Taking advantage of tax deductions for investment under section 80C of the Income Tax Act must start with a list of investments already made to avoid unnecessary overinvesting for tax deduction.
The benefits from tax deductions are provided on a specified range of investments made during a financial year. Time is running out for making investments for the financial year 2016-17, with barely three weeks left. Considering the very limited time available to the taxpayer a warning is warranted – most investments made for tax deductions during the last month of the financial are rash and result in substantial and real losses to the investor. The taxpayer would be better off not making such investments, and instead just paying taxes.
Taking advantage of tax deductions for investment under section 80C of the Income Tax Act must start with a list of investments already made to avoid unnecessary overinvesting for tax deduction. The list of qualifying investments is long and includes tuition fees paid for two children, repayment of the principal portion of a home loan, along with a range of investments some of which are life insurance premium, equity linked savings schemes of mutual funds (ELSS), Provident Fund - both Public Provident Fund (PPF) and Employees Provident Fund (EPF) and National Pension Scheme. If you are employed it is likely that you are already taking advantage of the deduction under EPF, which is a deduction from your monthly salary.
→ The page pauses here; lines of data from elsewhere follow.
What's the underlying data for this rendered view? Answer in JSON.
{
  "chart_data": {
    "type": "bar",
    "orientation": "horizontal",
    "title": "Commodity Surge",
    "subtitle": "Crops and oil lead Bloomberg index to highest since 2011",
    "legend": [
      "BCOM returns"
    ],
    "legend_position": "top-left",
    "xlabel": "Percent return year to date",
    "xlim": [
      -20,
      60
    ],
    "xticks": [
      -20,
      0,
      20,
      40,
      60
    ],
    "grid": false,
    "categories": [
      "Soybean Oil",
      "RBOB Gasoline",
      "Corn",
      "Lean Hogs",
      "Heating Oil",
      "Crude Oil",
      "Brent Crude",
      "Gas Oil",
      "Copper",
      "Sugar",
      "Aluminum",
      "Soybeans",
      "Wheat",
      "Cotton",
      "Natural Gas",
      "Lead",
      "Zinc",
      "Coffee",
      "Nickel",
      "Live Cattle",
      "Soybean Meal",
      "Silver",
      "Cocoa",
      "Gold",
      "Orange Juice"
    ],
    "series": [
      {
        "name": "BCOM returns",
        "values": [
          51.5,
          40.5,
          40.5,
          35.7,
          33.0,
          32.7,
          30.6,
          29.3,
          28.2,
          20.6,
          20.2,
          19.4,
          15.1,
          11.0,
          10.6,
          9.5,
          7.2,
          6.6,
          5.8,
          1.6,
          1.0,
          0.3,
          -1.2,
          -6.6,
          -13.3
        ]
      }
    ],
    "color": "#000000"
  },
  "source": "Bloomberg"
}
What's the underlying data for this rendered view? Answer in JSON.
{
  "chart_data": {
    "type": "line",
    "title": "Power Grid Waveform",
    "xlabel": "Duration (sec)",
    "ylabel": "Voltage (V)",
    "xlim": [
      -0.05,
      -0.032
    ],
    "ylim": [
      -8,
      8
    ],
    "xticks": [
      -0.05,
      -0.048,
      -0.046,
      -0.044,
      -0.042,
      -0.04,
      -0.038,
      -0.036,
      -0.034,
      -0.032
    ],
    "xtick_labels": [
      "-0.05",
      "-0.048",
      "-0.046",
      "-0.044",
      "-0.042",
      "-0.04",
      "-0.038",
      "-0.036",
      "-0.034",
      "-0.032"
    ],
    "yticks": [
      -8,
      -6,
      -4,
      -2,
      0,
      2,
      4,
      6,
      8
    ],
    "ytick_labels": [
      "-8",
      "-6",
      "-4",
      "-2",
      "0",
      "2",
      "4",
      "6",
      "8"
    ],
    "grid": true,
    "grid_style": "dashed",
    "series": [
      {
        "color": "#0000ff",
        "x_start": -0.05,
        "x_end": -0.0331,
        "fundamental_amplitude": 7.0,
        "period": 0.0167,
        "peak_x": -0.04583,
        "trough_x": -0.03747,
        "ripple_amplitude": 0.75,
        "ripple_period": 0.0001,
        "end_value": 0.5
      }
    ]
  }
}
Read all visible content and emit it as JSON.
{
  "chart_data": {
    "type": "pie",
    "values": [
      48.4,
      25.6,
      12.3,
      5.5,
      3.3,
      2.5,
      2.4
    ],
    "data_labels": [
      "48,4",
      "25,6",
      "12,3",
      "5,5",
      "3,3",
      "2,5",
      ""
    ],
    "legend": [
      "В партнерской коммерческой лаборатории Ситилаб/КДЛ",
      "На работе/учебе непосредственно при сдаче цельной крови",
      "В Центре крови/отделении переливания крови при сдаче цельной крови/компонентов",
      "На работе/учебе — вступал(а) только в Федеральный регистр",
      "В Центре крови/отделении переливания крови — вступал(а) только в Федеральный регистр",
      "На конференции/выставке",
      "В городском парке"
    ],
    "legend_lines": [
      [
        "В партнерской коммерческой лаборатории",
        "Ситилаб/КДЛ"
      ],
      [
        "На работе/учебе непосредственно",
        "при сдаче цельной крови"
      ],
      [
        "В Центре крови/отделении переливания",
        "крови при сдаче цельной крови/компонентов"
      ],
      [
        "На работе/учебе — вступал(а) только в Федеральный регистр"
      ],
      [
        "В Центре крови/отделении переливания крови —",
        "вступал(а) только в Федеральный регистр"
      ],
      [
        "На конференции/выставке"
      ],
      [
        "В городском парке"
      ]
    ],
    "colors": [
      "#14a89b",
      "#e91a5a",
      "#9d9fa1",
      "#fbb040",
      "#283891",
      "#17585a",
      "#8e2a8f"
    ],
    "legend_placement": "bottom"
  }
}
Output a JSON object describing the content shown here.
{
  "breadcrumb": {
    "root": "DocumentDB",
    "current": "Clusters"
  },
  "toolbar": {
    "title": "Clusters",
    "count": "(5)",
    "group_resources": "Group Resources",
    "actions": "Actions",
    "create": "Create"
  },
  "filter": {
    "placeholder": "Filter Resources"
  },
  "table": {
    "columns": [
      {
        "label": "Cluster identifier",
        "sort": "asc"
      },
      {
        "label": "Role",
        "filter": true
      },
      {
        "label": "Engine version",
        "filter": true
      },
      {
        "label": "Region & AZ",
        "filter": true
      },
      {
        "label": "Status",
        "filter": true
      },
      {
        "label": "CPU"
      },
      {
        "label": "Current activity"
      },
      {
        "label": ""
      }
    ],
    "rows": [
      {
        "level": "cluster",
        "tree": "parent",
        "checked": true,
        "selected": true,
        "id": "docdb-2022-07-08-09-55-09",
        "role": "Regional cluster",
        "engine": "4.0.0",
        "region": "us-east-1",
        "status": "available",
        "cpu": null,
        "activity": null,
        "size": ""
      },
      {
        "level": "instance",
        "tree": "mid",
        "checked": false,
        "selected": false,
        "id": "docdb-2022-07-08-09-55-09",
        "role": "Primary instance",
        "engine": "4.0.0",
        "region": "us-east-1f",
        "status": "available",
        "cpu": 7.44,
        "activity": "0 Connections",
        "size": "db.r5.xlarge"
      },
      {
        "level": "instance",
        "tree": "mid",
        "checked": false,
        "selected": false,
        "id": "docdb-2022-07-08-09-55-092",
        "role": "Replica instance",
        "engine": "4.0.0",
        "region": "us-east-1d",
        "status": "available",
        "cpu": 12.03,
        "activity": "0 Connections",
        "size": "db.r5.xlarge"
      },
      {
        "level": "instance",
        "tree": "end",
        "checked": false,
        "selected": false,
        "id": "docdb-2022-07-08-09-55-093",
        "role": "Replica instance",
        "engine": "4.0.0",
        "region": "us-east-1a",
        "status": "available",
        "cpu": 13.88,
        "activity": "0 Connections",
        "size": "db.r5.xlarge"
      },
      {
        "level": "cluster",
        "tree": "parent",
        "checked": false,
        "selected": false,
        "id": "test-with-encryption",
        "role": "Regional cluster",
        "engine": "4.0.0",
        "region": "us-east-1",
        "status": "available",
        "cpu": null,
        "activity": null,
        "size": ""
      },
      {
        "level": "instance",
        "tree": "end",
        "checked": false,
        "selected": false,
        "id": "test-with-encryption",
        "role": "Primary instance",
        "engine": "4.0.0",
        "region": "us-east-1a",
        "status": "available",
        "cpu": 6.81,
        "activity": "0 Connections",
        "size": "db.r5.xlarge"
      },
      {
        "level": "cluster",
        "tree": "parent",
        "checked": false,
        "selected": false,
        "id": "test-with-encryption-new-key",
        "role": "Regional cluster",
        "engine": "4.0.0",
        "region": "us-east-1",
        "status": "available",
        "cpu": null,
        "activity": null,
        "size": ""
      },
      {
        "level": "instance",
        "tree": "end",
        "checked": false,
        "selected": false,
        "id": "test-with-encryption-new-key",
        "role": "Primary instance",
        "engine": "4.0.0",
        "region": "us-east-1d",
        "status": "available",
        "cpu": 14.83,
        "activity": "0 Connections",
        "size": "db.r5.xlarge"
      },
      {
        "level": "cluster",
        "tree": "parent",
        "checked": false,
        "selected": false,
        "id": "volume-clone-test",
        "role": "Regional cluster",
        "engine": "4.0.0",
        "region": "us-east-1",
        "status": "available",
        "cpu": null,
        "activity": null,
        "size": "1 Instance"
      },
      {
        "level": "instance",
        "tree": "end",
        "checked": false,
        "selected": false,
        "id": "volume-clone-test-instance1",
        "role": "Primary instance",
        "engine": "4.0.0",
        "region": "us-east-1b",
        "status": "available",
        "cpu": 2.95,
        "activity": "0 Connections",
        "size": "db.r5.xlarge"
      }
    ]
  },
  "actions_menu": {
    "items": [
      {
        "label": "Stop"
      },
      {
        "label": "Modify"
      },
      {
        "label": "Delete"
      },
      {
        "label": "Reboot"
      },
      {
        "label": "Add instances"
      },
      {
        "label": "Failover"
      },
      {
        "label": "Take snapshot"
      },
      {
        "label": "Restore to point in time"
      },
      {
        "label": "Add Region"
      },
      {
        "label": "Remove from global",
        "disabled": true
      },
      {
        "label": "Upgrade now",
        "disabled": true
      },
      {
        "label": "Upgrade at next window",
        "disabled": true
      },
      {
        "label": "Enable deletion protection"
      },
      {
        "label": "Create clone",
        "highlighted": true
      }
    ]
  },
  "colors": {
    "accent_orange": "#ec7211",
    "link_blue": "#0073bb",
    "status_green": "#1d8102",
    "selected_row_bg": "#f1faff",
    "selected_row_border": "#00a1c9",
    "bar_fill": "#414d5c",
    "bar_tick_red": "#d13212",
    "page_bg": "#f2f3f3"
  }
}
An important consideration for your tax deduction investments is that your investment is smart, and is one that you would make even if there was no tax benefit on it. Follow this rule faithfully and you will not have any reason to fret about the benefits you make on your investment. Let the investments be those that will specifically meet your future goals.
Safety, followed by returns is the rule to follow. The first choice here would be the Public Provident Fund. The principal and interest is guaranteed by the central government. It also meets the long term goals of accumulating wealth for buying assets such as a home, or for retirement. Term life insurance is the cheapest way to buy pure life insurance, with the additional attraction being tax deduction. The deduction available on the principal of the home loan, with an additional Rs. 2 lakh deduction (under section 24) a year on the interest paid on the loan is an incentive to buy a home – if you do not have a home you could plan this for early next year, as this late in the year the interest component of the loan repaid may not be sufficient. One does not want to take major decisions in a hurry, only to lose money in the deal. The maximum deduction that can be availed on section 80C is Rs. 1.5 lakh.
National Pension Scheme (NPS) has an additional Rs. 50,000 deduction available, along with an excellent tool to save for retirement. Ensure that you have PPF and NPS among your investments, and cherry pick among the others.